Causa choque em muitos cristãos um evento como a Marcha para Jesus, onde em nome da mensagem do Nazareno, defende-se o armamento da população, a discriminação, a violência do Estado… Mas o mesmo podemos perguntar: como a mensagem de paz e compaixão de Jesus se transformou na Inquisição, nas Cruzadas… como a sua mensagem de desapego e simplicidade se transformou no ouro do Vaticano?
Como nações que se dizem cristãs até hoje se locupletam na exploração dos povos, como praticaram e ainda praticam a escravidão? Como, particularizando mais, a Reforma protestante que se firmou com Lutero na crítica à exploração financeira da fé (na época as indulgências vendidas pela Igreja Católica) tem como descendentes Malafaia, Edir Macedo e outros tantos, que comercializam a fé do povo? Como, logo depois da morte de Francisco de Assis, um exemplo de não-violência, desprendimento e amor, muitos de seus continuadores se integraram de boa vontade ao luxo da Igreja e participaram da Inquisição que nascia naquele momento, contra o movimento dos cátaros, no sul da França? É bem verdade que parte dos primeiros seguidores de Francisco se negaram a seguir essa onda que se afastava tanto de Jesus e de seu Pobrezinho de Assis e é fato que até hoje a ordem franciscana representa dentro da Igreja Católica uma vertente progressista. Mas é verdade que o que Francisco sonhou não foi cumprido até hoje pela Igreja que ele pretendeu reconstruir, segundo a voz que ouviu.

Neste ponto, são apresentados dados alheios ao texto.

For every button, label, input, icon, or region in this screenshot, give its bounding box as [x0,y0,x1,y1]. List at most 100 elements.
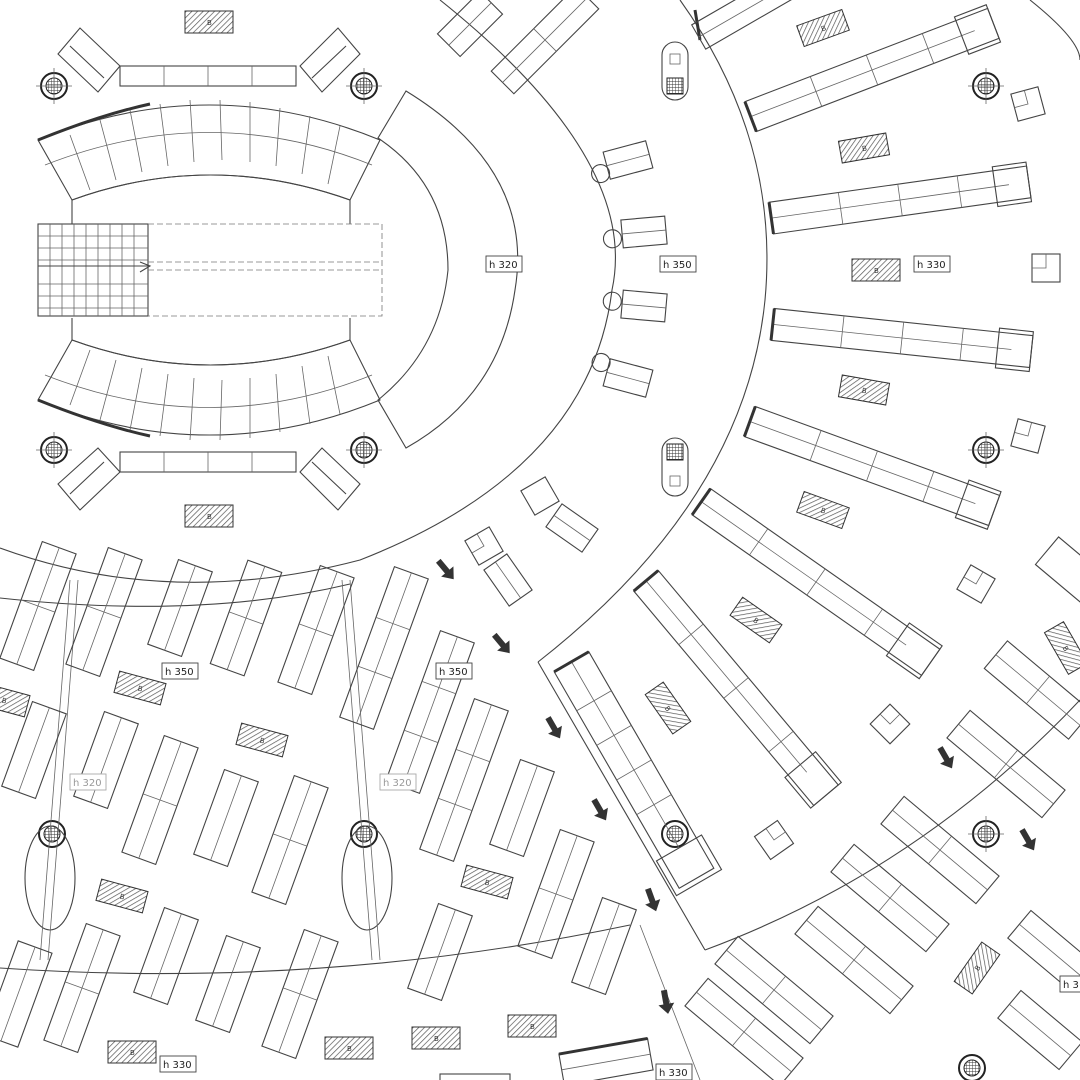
svg-text:B: B [137,685,144,694]
bin-marker: B [460,864,514,900]
bin-marker: B [1043,621,1080,675]
arrow-icon [658,989,675,1014]
svg-text:B: B [862,145,868,154]
svg-text:B: B [1,697,8,706]
column-icon [346,432,382,468]
svg-text:B: B [861,387,867,396]
svg-text:h 350: h 350 [663,260,692,271]
display-bench [632,569,843,809]
arrow-icon [491,632,510,654]
bin-marker: B [851,258,901,282]
svg-text:h 320: h 320 [383,778,412,789]
bin-marker: B [235,722,289,758]
display-bench [553,650,723,897]
radial-benches [553,0,1034,897]
arrow-icon [435,558,454,580]
svg-text:h 350: h 350 [439,667,468,678]
central-stage [37,27,383,511]
display-bench [690,0,794,50]
bin-marker: B [796,8,850,48]
svg-text:B: B [820,24,827,33]
svg-text:B: B [530,1023,535,1031]
display-bench [690,487,943,680]
arrow-icon [545,716,562,739]
column-icon [968,68,1004,104]
capsule-column-icon [661,41,689,101]
bin-marker: B [837,132,891,164]
column-icon [36,432,72,468]
svg-text:B: B [259,737,266,746]
svg-text:B: B [1061,645,1070,653]
display-bench [769,307,1034,373]
arrow-icon [1019,828,1036,851]
height-label: h 350 [435,662,473,680]
svg-text:h 320: h 320 [73,778,102,789]
bin-marker: B [507,1014,557,1038]
arrow-icon [591,798,608,821]
arrow-icon [645,887,661,912]
arrow-icon [937,746,954,769]
bin-marker: B [107,1040,157,1064]
bin-marker: B [95,878,149,914]
svg-text:h 330: h 330 [659,1068,688,1079]
height-label: h 3 [1059,975,1080,993]
svg-text:B: B [819,506,826,515]
svg-text:B: B [207,19,212,27]
capsule-column-icon [661,437,689,497]
svg-text:h 330: h 330 [917,260,946,271]
svg-text:B: B [663,705,672,714]
svg-text:h 330: h 330 [163,1060,192,1071]
column-icon [958,1054,986,1080]
bin-marker: B [0,682,31,718]
svg-text:B: B [119,893,126,902]
direction-arrows [435,558,1036,1014]
height-labels: h 320 h 350 h 330 h 350 h 350 h 320 h 32… [69,255,1080,1080]
svg-text:h 320: h 320 [489,260,518,271]
display-bench [767,161,1033,235]
height-label: h 350 [161,662,199,680]
bin-marker: B [184,504,234,528]
height-label: h 320 [379,773,417,791]
svg-text:B: B [130,1049,135,1057]
svg-text:B: B [347,1045,352,1053]
svg-text:B: B [874,267,879,275]
column-icon [346,68,382,104]
lower-right-benches [684,536,1080,1080]
chairs [436,0,668,607]
plinths [464,86,1061,861]
bin-marker: B [796,490,850,530]
bin-marker: B [729,596,783,644]
height-label: h 330 [913,255,951,273]
bin-marker: B [113,670,167,706]
bin-marker: B [644,681,692,735]
column-icon [968,816,1004,852]
ellipse-column-icon [341,825,393,931]
height-label: h 350 [659,255,697,273]
display-bench [743,4,1002,133]
svg-text:B: B [207,513,212,521]
height-label: h 320 [485,255,523,273]
bin-markers: B B B B B B B B B B B B B B B B B B B B [0,8,1080,1064]
height-label: h 330 [159,1055,197,1073]
structural-columns [24,41,1004,1080]
height-label: h 330 [655,1063,693,1080]
column-icon [968,432,1004,468]
lower-left-benches [0,540,654,1080]
bin-marker: B [411,1026,461,1050]
svg-text:B: B [484,879,491,888]
svg-text:h 3: h 3 [1063,980,1079,991]
column-icon [350,820,378,848]
svg-text:h 350: h 350 [165,667,194,678]
bin-marker: B [837,374,891,406]
svg-text:B: B [751,616,760,625]
column-icon [661,820,689,848]
bin-marker: B [184,10,234,34]
column-icon [36,68,72,104]
svg-text:B: B [434,1035,439,1043]
bin-marker: B [324,1036,374,1060]
bin-marker: B [953,941,1001,995]
column-icon [38,820,66,848]
svg-text:B: B [973,964,982,973]
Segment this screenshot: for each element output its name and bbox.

Mais adiante, como, no espiritismo, a proposta de Kardec, que era naturalizar, democratizar e racionalizar a mediunidade, para que o contato com o mundo espiritual não fosse mais objeto de exploração, submissão e fanatismo se transformou nesse movimento espírita brasileiro em que médiuns pontificam com argumentos de autoridade e se colocam acima das críticas, na posição de lideranças narcísicas e reverenciadas? Como uma filosofia que nasceu progressista, igualitária, crítica se transformou majoritariamente num movimento conservador e apoiador de propostas reacionárias e autoritárias? Eu pensava sempre que os budistas tinham sido uma exceção nesse sentido, mas me enganei. Porque também podemos nos indagar, como a mensagem de Sidarta Gautama, de compaixão e respeito a todas as formas de vida, pode servir de justificativa para que radicais budistas ataquem cristãos e muçulmanos no Sri Lanka? O que significa esse afastamento brutal dos ensinos mais essenciais dos grandes mestres, da incompreensão e deturpação das mais diversas formas de espiritualidade?
Levanto aqui uma análise de que tomo emprestado alguns conceitos psicanalíticos. Nosso instinto primitivista, nossas pulsões básicas, em que a agressividade e a morte têm grande força em nosso inconsciente, são zonas muito profundas da nossa natureza. As religiões nos acenam com modelos de paz, santidade, virtude moral… mas geralmente essa moralidade, traduzida por instituições hierarquizadas, por dogmas irracionais – e não mais pelo exemplo livre, contagiante e verdadeiro dos grandes mestres – acaba por reprimir e não transformar de fato as pessoas. Temos, portanto, muito mais hipócritas religiosos do que pessoas de fato elevadas moralmente, capazes de sentir compaixão, empatia e amor universal. Por isso mesmo, Jesus atacou os fariseus e foi duro com eles e acolhedor com todos os supostos pecadores e com todos marginalizados pela sociedade de sua época.
A boa notícia, entretanto, é que se todos almejam essa altura moral, mas se deixam ainda invadir pelas paixões, pelo instinto de destrutividade, pelo desejo de poder, então é porque no fundo, sabem o que é moral, o que é justo, o que é bom. Aliás, apenas uma pequena parcela da população é psicopata a ponto de não ter nenhuma noção do bem e do mal e nenhuma capacidade de empatia. Isso significa que a maioria dos que que não se indignam com a atitude de um Moro, que apoiam a tortura e a pena de morte, que parecem não ter nenhuma noção de justiça, mas se dizem cristãos e são capazes de amar os próximos mais próximos, estão na zona fronteiriça dos que querem o bem, mas fazem o mal – como o próprio Paulo dizia fazer. Tiro uma frase muito pertinente do filme Lutero, em que o confessor dele lhe diz: o problema é mais odiar o mal do que amar o bem.
Às vezes, o suposto ódio ao mal se transforma num afastamento completo do bem.